Google staff are saying validation doesn't matter because they are not thinking about how badly broken some websites are. You will need to be a very good coder and very conversant with html to be able to figure out which validaiton errors are really bad, which are rather bad and which are safe to be ignored as they don't break anything. If you are able to figure those out , yeah, you can pick and chosoe what to fix. Most people can't tell one kind of error from another. They end up either ignoring them all or worrying about them all.

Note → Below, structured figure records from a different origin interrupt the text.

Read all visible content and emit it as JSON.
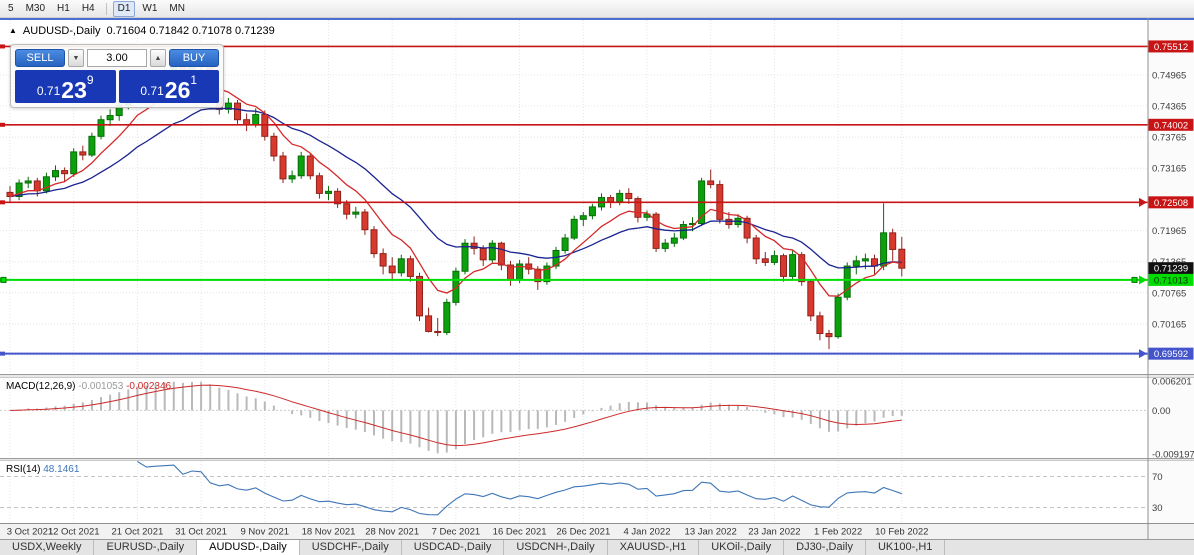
{
  "toolbar": {
    "timeframes": [
      "5",
      "M30",
      "H1",
      "H4",
      "D1",
      "W1",
      "MN"
    ],
    "active": "D1"
  },
  "header": {
    "arrow_icon": "▲",
    "title": "AUDUSD-,Daily",
    "ohlc": "0.71604 0.71842 0.71078 0.71239"
  },
  "trade_panel": {
    "sell_label": "SELL",
    "buy_label": "BUY",
    "volume": "3.00",
    "down_arrow_icon": "▼",
    "up_arrow_icon": "▲",
    "bid": {
      "prefix": "0.71",
      "big": "23",
      "sup": "9"
    },
    "ask": {
      "prefix": "0.71",
      "big": "26",
      "sup": "1"
    }
  },
  "tabs": {
    "items": [
      "USDX,Weekly",
      "EURUSD-,Daily",
      "AUDUSD-,Daily",
      "USDCHF-,Daily",
      "USDCAD-,Daily",
      "USDCNH-,Daily",
      "XAUUSD-,H1",
      "UKOil-,Daily",
      "DJ30-,Daily",
      "UK100-,H1"
    ],
    "active": "AUDUSD-,Daily"
  },
  "chart_data": {
    "type": "candlestick",
    "symbol": "AUDUSD-",
    "period": "Daily",
    "current_bar": {
      "open": "0.71604",
      "high": "0.71842",
      "low": "0.71078",
      "close": "0.71239"
    },
    "price_range": [
      0.692,
      0.7606
    ],
    "y_ticks": [
      "0.74965",
      "0.74365",
      "0.73765",
      "0.73165",
      "0.71965",
      "0.71365",
      "0.70765",
      "0.70165",
      "0.69565"
    ],
    "badges": [
      {
        "text": "0.75512",
        "bg": "#c81414",
        "fg": "#ffffff"
      },
      {
        "text": "0.74002",
        "bg": "#c81414",
        "fg": "#ffffff"
      },
      {
        "text": "0.72508",
        "bg": "#c81414",
        "fg": "#ffffff"
      },
      {
        "text": "0.71239",
        "bg": "#111111",
        "fg": "#ffffff"
      },
      {
        "text": "0.71013",
        "bg": "#00dd00",
        "fg": "#003300"
      },
      {
        "text": "0.69592",
        "bg": "#4455cc",
        "fg": "#ffffff"
      }
    ],
    "hlines": [
      {
        "price": 0.75512,
        "color": "#c81414",
        "w": 1.6
      },
      {
        "price": 0.74002,
        "color": "#c81414",
        "w": 1.6
      },
      {
        "price": 0.72508,
        "color": "#c81414",
        "w": 1.6,
        "arrow": true
      },
      {
        "price": 0.71013,
        "color": "#00dd00",
        "w": 2,
        "arrow": true,
        "handles": true
      },
      {
        "price": 0.69592,
        "color": "#4455cc",
        "w": 2,
        "arrow": true
      }
    ],
    "x_labels": [
      "3 Oct 2021",
      "12 Oct 2021",
      "21 Oct 2021",
      "31 Oct 2021",
      "9 Nov 2021",
      "18 Nov 2021",
      "28 Nov 2021",
      "7 Dec 2021",
      "16 Dec 2021",
      "26 Dec 2021",
      "4 Jan 2022",
      "13 Jan 2022",
      "23 Jan 2022",
      "1 Feb 2022",
      "10 Feb 2022"
    ],
    "label_every": 7,
    "ma_fast_period": 8,
    "ma_slow_period": 20,
    "ma_fast_color": "#d42a2a",
    "ma_slow_color": "#1c2490",
    "up_color": "#0da00d",
    "down_color": "#d8392e",
    "candles": [
      [
        0.727,
        0.7282,
        0.7252,
        0.7262
      ],
      [
        0.7262,
        0.7295,
        0.7255,
        0.7288
      ],
      [
        0.7288,
        0.73,
        0.7278,
        0.7292
      ],
      [
        0.7292,
        0.7298,
        0.7262,
        0.7273
      ],
      [
        0.7273,
        0.7308,
        0.7268,
        0.73
      ],
      [
        0.73,
        0.7322,
        0.7292,
        0.7312
      ],
      [
        0.7312,
        0.7318,
        0.729,
        0.7306
      ],
      [
        0.7306,
        0.7355,
        0.73,
        0.7348
      ],
      [
        0.7348,
        0.736,
        0.7332,
        0.7342
      ],
      [
        0.7342,
        0.7385,
        0.7338,
        0.7378
      ],
      [
        0.7378,
        0.7418,
        0.7372,
        0.741
      ],
      [
        0.741,
        0.743,
        0.7398,
        0.7418
      ],
      [
        0.7418,
        0.7445,
        0.7408,
        0.7438
      ],
      [
        0.7438,
        0.7472,
        0.743,
        0.7465
      ],
      [
        0.7465,
        0.7502,
        0.7458,
        0.7492
      ],
      [
        0.7492,
        0.7498,
        0.7452,
        0.7468
      ],
      [
        0.7468,
        0.7495,
        0.746,
        0.7488
      ],
      [
        0.7488,
        0.751,
        0.7478,
        0.7499
      ],
      [
        0.7499,
        0.7525,
        0.749,
        0.7512
      ],
      [
        0.7512,
        0.752,
        0.7462,
        0.747
      ],
      [
        0.747,
        0.7548,
        0.7465,
        0.7522
      ],
      [
        0.7522,
        0.7536,
        0.7505,
        0.7518
      ],
      [
        0.7518,
        0.7522,
        0.7442,
        0.7452
      ],
      [
        0.7452,
        0.7465,
        0.742,
        0.743
      ],
      [
        0.743,
        0.7452,
        0.7422,
        0.7442
      ],
      [
        0.7442,
        0.7448,
        0.7402,
        0.741
      ],
      [
        0.741,
        0.7422,
        0.7388,
        0.74
      ],
      [
        0.74,
        0.7432,
        0.7395,
        0.742
      ],
      [
        0.742,
        0.7428,
        0.737,
        0.7378
      ],
      [
        0.7378,
        0.7385,
        0.733,
        0.734
      ],
      [
        0.734,
        0.7348,
        0.7288,
        0.7296
      ],
      [
        0.7296,
        0.7312,
        0.7288,
        0.7302
      ],
      [
        0.7302,
        0.7348,
        0.7296,
        0.734
      ],
      [
        0.734,
        0.7345,
        0.7295,
        0.7302
      ],
      [
        0.7302,
        0.7308,
        0.7258,
        0.7268
      ],
      [
        0.7268,
        0.7282,
        0.7255,
        0.7272
      ],
      [
        0.7272,
        0.7278,
        0.724,
        0.7248
      ],
      [
        0.7248,
        0.7255,
        0.7218,
        0.7228
      ],
      [
        0.7228,
        0.7242,
        0.722,
        0.7232
      ],
      [
        0.7232,
        0.7238,
        0.7188,
        0.7198
      ],
      [
        0.7198,
        0.7205,
        0.7144,
        0.7152
      ],
      [
        0.7152,
        0.7162,
        0.7112,
        0.7128
      ],
      [
        0.7128,
        0.7145,
        0.71,
        0.7115
      ],
      [
        0.7115,
        0.715,
        0.7108,
        0.7142
      ],
      [
        0.7142,
        0.7148,
        0.7098,
        0.7108
      ],
      [
        0.7108,
        0.7115,
        0.7022,
        0.7032
      ],
      [
        0.7032,
        0.7048,
        0.7,
        0.7002
      ],
      [
        0.7002,
        0.7028,
        0.6993,
        0.7
      ],
      [
        0.7,
        0.7065,
        0.6995,
        0.7058
      ],
      [
        0.7058,
        0.7125,
        0.7052,
        0.7118
      ],
      [
        0.7118,
        0.718,
        0.7112,
        0.7172
      ],
      [
        0.7172,
        0.7185,
        0.715,
        0.7162
      ],
      [
        0.7162,
        0.7168,
        0.7128,
        0.714
      ],
      [
        0.714,
        0.7178,
        0.7135,
        0.7172
      ],
      [
        0.7172,
        0.7175,
        0.712,
        0.713
      ],
      [
        0.713,
        0.7138,
        0.709,
        0.7102
      ],
      [
        0.7102,
        0.714,
        0.7095,
        0.7132
      ],
      [
        0.7132,
        0.7145,
        0.7112,
        0.7122
      ],
      [
        0.7122,
        0.7128,
        0.7082,
        0.7098
      ],
      [
        0.7098,
        0.7135,
        0.7092,
        0.7128
      ],
      [
        0.7128,
        0.7165,
        0.7122,
        0.7158
      ],
      [
        0.7158,
        0.719,
        0.7152,
        0.7182
      ],
      [
        0.7182,
        0.7225,
        0.7178,
        0.7218
      ],
      [
        0.7218,
        0.7232,
        0.7205,
        0.7225
      ],
      [
        0.7225,
        0.7248,
        0.7218,
        0.7242
      ],
      [
        0.7242,
        0.7268,
        0.7235,
        0.726
      ],
      [
        0.726,
        0.7265,
        0.724,
        0.7252
      ],
      [
        0.7252,
        0.7275,
        0.7245,
        0.7268
      ],
      [
        0.7268,
        0.7278,
        0.7248,
        0.7258
      ],
      [
        0.7258,
        0.7262,
        0.7212,
        0.7222
      ],
      [
        0.7222,
        0.7235,
        0.7215,
        0.7228
      ],
      [
        0.7228,
        0.7232,
        0.7155,
        0.7162
      ],
      [
        0.7162,
        0.718,
        0.7155,
        0.7172
      ],
      [
        0.7172,
        0.7192,
        0.7165,
        0.7182
      ],
      [
        0.7182,
        0.7215,
        0.7178,
        0.7208
      ],
      [
        0.7208,
        0.7222,
        0.7195,
        0.721
      ],
      [
        0.721,
        0.7298,
        0.7205,
        0.7292
      ],
      [
        0.7292,
        0.7314,
        0.7278,
        0.7285
      ],
      [
        0.7285,
        0.7293,
        0.721,
        0.7218
      ],
      [
        0.7218,
        0.7232,
        0.72,
        0.7208
      ],
      [
        0.7208,
        0.7228,
        0.7202,
        0.722
      ],
      [
        0.722,
        0.7225,
        0.7172,
        0.7182
      ],
      [
        0.7182,
        0.7188,
        0.7132,
        0.7142
      ],
      [
        0.7142,
        0.7155,
        0.7128,
        0.7135
      ],
      [
        0.7135,
        0.7158,
        0.713,
        0.7148
      ],
      [
        0.7148,
        0.7152,
        0.7098,
        0.7108
      ],
      [
        0.7108,
        0.7158,
        0.7102,
        0.715
      ],
      [
        0.715,
        0.7155,
        0.709,
        0.7098
      ],
      [
        0.7098,
        0.7102,
        0.7022,
        0.7032
      ],
      [
        0.7032,
        0.704,
        0.6985,
        0.6998
      ],
      [
        0.6998,
        0.7005,
        0.6968,
        0.6992
      ],
      [
        0.6992,
        0.7075,
        0.6988,
        0.7068
      ],
      [
        0.7068,
        0.7135,
        0.7062,
        0.7128
      ],
      [
        0.7128,
        0.7148,
        0.7112,
        0.7138
      ],
      [
        0.7138,
        0.7152,
        0.7122,
        0.7142
      ],
      [
        0.7142,
        0.715,
        0.7112,
        0.7128
      ],
      [
        0.7128,
        0.7249,
        0.712,
        0.7192
      ],
      [
        0.7192,
        0.72,
        0.7138,
        0.716
      ],
      [
        0.71604,
        0.71842,
        0.71078,
        0.71239
      ]
    ],
    "indicators": {
      "macd": {
        "label": "MACD(12,26,9)",
        "values": "-0.001053 -0.002346",
        "axis_labels": [
          "0.006201",
          "0.00",
          "-0.009197"
        ],
        "range": [
          -0.01,
          0.0068
        ],
        "fast": 12,
        "slow": 26,
        "signal": 9,
        "histogram_color": "#b9b9b9",
        "signal_color": "#cc2a2a"
      },
      "rsi": {
        "label": "RSI(14)",
        "value": "48.1461",
        "period": 14,
        "levels": [
          70,
          30
        ],
        "range": [
          10,
          90
        ],
        "line_color": "#3f76b8"
      }
    }
  }
}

> Thanks, Christina. I can't see the errors right now because W3C says > 'service temporarily unavailable', but I've brought this up before and > the general consensus around here seems to be that validation isn't a > big concern since we've obtained very good rankings with quite a few > sites which have quite a few errors. I think it depends on the type > of error (it looks like you might agree with that theory). I will > mention this to the team again though.
> I wouldn't mind hearing some input on that subject (validation errors) > from the Google team. In fact, the last time I checked, Google had > quite a few errors on their own site.
> ____________________
> Ok... W3C is working now. Wow... over 300 errors. Just to re-check > it Google still does have 50 errors (including no doctype), Yahoo has > over 30, nytimes.com has over 300, & myspace has over 200. Just a few > random places I've checked. I can't help but look at W3C validation > as the same as critiquing a piece of artwork in a way.
Hi Tim, It would be difficult to quantify the exact effect of each and all (X)HTML errors in a page on the way a search engines crawls and extracts content from that page. What I meant is that if you see in the search results something puzzling, like bits of JavaScript code in some search results, the first step is to check if your pages have correct (X)HTML mark-up, and if there are HTML errrors in the <script> and the JavaScript bit, then try to correct them.